Como seria um mundo de “máquinas com sentimentos”?

Blake Lemoine, pesquisador de inteligência artificial da Google, foi colocado em licença administrativa depois de vir a público e alegar que o LaMDA (Language Model for Dialog Application), modelo de linguagem projetado para conversar com pessoas, havia desenvolvido sentimentos, se tornado senciente.

De acordo com apuração do The Washington Post, Lemoine chegou a exigir representação legal para o LaMDA. O modelo de linguagem teria dito a ele que possuía alma e sentia medo de ser desligado. No debate que este caso provocou, há correntes que defendem que a conclusão de Lemoine é um erro técnico, mas há aqueles que acreditam na possibilidade de evolução afetiva das máquinas.

O debate sobre máquinas de inteligência artificial (IA) desenvolverem sentimentos não é novo. As primeiras discussões sobre se os modelos de linguagem podem ser sencientes remontam ao ELIZA, um chatbot primário feito na década de 1960 no laboratório de Inteligência Artificial do MIT (Instituto de Tecnologia de Massachusetts). O criador do projeto, o cientista de dados Joseph Weizenbaum, revelou surpresa com a quantidade de pessoas que atribuíram à ELIZA manifestação de sentimentos.

Nos últimos anos, houve uma ascensão do aprendizado profundo da IA, com uma quantidade cada vez maior de dados de treinamento embarcados nos modelos de linguagem, o que, por consequência, fez com que se tornassem mais convincentes na redação de textos que parecem ter sido escritos por uma pessoa. Ou seja, apesar de tecnicamente ELIZA e LaMDA não terem sentimentos, bem como todos os outros modelos de linguagem, esse tipo de tecnologia já tem capacidade de criar a ilusão de serem sencientes.

Essa constatação coloca uma questão relevante: quais os riscos do avanço dessa tecnologia sem princípios éticos?

Uma das vozes que está alertando para essa questão é Timnit Gebru, engenheira e ex-integrante da equipe de Ética em Inteligência Artificial da Google. Na visão dela, o ponto focal é a possibilidade de desenvolvedores começarem a colocar em circulação chatbots programados com essa finalidade.

Outros estudiosos da área também temem que as pessoas sejam enganadas por chatbots.
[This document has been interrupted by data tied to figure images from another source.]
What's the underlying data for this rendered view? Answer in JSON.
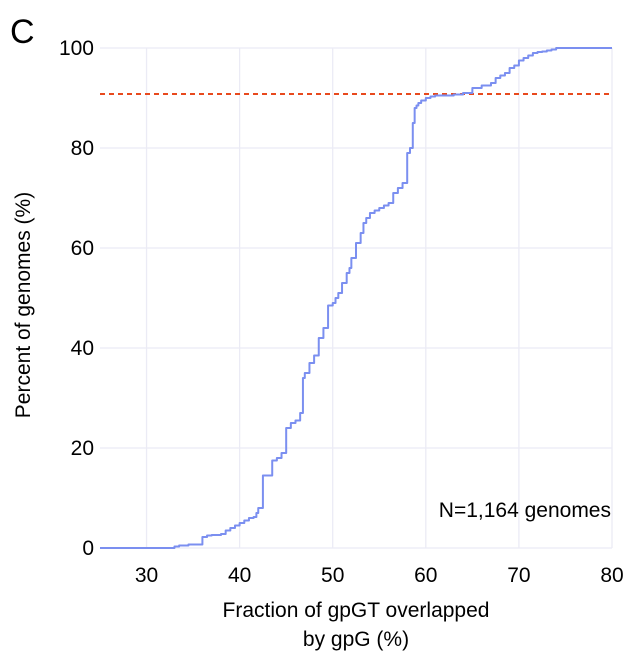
{
  "chart_data": {
    "type": "line",
    "panel_label": "C",
    "xlabel": [
      "Fraction of gpGT overlapped",
      "by gpG (%)"
    ],
    "ylabel": "Percent of genomes (%)",
    "xlim": [
      25,
      80
    ],
    "ylim": [
      0,
      100
    ],
    "xticks": [
      "30",
      "40",
      "50",
      "60",
      "70",
      "80"
    ],
    "yticks": [
      "0",
      "20",
      "40",
      "60",
      "80",
      "100"
    ],
    "grid": true,
    "annotation": "N=1,164 genomes",
    "reference_line": {
      "y": 90.8,
      "style": "dashed",
      "color": "#e8491d"
    },
    "series": [
      {
        "color": "#7b8ff0",
        "step": true,
        "x": [
          25,
          33,
          33.5,
          34.5,
          36,
          36.5,
          37,
          38,
          38.5,
          39,
          39.5,
          40,
          40.5,
          41,
          41.5,
          41.8,
          42,
          42.5,
          43.5,
          44,
          44.5,
          45,
          45.5,
          46,
          46.5,
          46.8,
          47,
          47.5,
          48,
          48.5,
          49,
          49.5,
          50,
          50.3,
          50.6,
          51,
          51.5,
          51.8,
          52,
          52.5,
          53,
          53.3,
          53.6,
          54,
          54.5,
          55,
          55.5,
          56,
          56.5,
          57,
          57.5,
          58,
          58.3,
          58.6,
          58.8,
          59,
          59.2,
          59.5,
          60,
          60.5,
          61,
          62,
          63,
          64,
          65,
          66,
          67,
          67.5,
          68,
          68.5,
          69,
          69.5,
          70,
          70.5,
          71,
          71.5,
          72,
          72.5,
          73,
          73.5,
          74,
          80
        ],
        "y": [
          0,
          0.3,
          0.5,
          0.7,
          2.2,
          2.5,
          2.6,
          2.8,
          3.5,
          4,
          4.5,
          5,
          5.5,
          6,
          6.2,
          7,
          8,
          14.5,
          17.5,
          18,
          19,
          24,
          25,
          25.5,
          27,
          34,
          35,
          37,
          38.5,
          42,
          44,
          48.5,
          49,
          50,
          51,
          53,
          55,
          56,
          58,
          61,
          63,
          65,
          66,
          67,
          67.5,
          68,
          68.5,
          69,
          71,
          72,
          73,
          79,
          80,
          85,
          88,
          88.5,
          89,
          89.5,
          90,
          90.3,
          90.5,
          90.5,
          90.7,
          91,
          92,
          92.5,
          93,
          94,
          94.5,
          95,
          96,
          96.5,
          97.5,
          98,
          98.5,
          99,
          99.2,
          99.3,
          99.5,
          99.7,
          100,
          100
        ]
      }
    ]
  }
}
Devido à possibilidade de disseminação massiva do conteúdo via internet, seria desastroso: milhões poderiam ser persuadidos a acreditar que uma pessoa que não existe merece proteção ou dinheiro. Há trabalhos formulados por pesquisadores de robótica e IA de voz apontando que demonstrações de sentimentos – especialmente empatia – têm o poder de influenciar e até manipular decisões humanas.

De todo modo, a área ainda está nos primeiros passos de uma nova era de aperfeiçoamento da tecnologia. Os modelos atuais cometem erros frequentemente, porque decifrar a linguagem humana pode exigir várias formas de compreensão do senso comum.

Em maio, para documentar o que essa tecnologia é capaz de fazer, um grupo de 400 pesquisadores de 130 instituições catalogou uma lista de mais de 200 tarefas conhecidas como BIG-Bench (Beyond the Imitation Game). Os profissionais do Allen Institute for AI contribuíram com uma tarefa chamada Social-IQa: pediram a modelos de linguagem para responder a perguntas que exigem inteligência social. A equipe descobriu que mesmo grandes algoritmos alcançavam desempenho até 30% menos preciso do que as pessoas.

Ou seja, mesmo com a perspectiva do erro técnico de Lemoine e de um longo caminho a percorrer no aperfeiçoamento de ferramentas de IA, o que está se desenrolando no Google pode e deve levar a questões maiores que o mero debate sobre se os seres digitais podem ter sentimentos.